1947-07-19, #5: Doctors' Trial (Oskar Schroeder's personal statement)
THE PRESIDENT: I now call upon the Defendant Schroeder.
DEFENDANT SCHROEDER: It is very difficult for a defendant to find the right last word here. In methodical, detailed work throughout the last months, the defense has tried to rebut the charges of the Prosecution.
If the Prosecution states now in its final plea that details do not matter so much but that the entire complex of questions has to be considered as a whole, one has to look at matters as at a bundle of sticks, not as individual branches and twigs of the bundle.
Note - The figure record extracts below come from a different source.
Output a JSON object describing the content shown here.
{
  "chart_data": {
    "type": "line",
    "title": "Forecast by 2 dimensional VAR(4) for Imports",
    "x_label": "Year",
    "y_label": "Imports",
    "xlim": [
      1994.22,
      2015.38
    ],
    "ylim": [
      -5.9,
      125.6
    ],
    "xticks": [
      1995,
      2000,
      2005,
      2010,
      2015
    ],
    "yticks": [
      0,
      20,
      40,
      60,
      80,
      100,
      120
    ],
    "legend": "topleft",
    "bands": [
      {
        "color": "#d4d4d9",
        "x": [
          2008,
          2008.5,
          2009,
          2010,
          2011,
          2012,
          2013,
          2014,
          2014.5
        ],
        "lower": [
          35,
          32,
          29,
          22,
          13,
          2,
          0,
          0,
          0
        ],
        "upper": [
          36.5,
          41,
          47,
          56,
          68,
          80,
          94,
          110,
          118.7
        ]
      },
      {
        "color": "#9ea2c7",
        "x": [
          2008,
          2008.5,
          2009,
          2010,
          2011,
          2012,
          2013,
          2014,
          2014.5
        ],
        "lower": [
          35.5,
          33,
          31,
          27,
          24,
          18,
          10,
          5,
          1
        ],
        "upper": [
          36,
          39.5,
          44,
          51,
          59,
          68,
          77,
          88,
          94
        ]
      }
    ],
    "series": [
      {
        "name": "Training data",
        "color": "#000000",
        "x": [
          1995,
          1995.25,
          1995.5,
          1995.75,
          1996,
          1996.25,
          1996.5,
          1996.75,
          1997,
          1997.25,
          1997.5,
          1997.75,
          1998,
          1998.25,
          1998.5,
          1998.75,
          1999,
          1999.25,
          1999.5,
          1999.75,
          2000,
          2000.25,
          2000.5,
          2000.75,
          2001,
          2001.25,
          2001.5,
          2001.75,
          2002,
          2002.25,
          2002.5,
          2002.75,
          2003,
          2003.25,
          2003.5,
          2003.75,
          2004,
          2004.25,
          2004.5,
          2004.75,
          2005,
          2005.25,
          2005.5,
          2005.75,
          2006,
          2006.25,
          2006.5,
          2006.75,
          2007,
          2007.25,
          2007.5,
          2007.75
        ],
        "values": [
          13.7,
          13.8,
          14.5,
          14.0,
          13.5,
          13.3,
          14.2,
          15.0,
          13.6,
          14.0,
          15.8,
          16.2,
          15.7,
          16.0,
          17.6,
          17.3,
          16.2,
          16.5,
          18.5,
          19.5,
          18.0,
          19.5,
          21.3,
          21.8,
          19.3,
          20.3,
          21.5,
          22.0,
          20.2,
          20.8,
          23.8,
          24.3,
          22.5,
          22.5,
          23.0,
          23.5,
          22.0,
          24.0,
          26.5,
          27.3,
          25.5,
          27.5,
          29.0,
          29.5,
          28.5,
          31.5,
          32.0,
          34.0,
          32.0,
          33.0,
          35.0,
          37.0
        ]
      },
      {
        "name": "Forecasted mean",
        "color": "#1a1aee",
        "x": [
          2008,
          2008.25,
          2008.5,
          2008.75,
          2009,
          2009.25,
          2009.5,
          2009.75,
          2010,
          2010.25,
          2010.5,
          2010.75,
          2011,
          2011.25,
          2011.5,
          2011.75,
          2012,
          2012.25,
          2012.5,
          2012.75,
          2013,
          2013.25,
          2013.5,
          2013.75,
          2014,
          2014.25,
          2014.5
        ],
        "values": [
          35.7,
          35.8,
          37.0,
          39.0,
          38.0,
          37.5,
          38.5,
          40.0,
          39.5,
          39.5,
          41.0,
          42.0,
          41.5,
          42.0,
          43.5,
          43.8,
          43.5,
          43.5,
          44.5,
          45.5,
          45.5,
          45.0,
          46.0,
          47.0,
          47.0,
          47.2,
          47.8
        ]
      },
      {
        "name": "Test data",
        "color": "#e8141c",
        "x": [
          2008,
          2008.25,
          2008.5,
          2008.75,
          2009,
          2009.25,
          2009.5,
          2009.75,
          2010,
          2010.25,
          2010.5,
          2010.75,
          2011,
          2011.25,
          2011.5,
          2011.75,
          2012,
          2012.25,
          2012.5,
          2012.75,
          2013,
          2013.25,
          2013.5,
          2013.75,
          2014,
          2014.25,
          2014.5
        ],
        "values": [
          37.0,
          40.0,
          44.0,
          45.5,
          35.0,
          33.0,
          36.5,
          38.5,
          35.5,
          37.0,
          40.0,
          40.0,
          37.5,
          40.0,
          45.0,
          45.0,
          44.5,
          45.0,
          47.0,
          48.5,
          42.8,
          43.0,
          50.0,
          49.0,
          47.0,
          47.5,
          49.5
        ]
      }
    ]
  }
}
If, furthermore, the Prosecution refers to a sentence pronounced in the Far East by an American Military Court, by which a Japanese General and military commander was sentenced only because, as a commander, he had the responsibility for all the acts of his troops, regardless of whether he ordered them, knew of them, approved of them, or did not even know of them—if, Gentlemen of the Tribunal, these principles are decisive for proceedings, then I have to ask, why bother at all to start proceedings of that kind, to prepare them, and to carry them out? Those decisions could be made much more quickly.
What can I, as a defendant, say against these arguments? That is easily seen by my work, my actions as a doctor and soldier in 35 years of service. Not ambition for glory and honor was the content of my life's work, but the firm intention to put my entire capacity, my full knowledge, into the service of my beloved Fatherland, to help the soldier, as a physician, to heal the wounded, which war-time and peace-time service has created, as a practical physician for the individual, as well as the medical officer for the mass of troops which were in my care.
That was the path and the goal of my work. I do not believe that I have deviated from that path. My eyes were always fixed in the direction of the final goal, to help and to heal.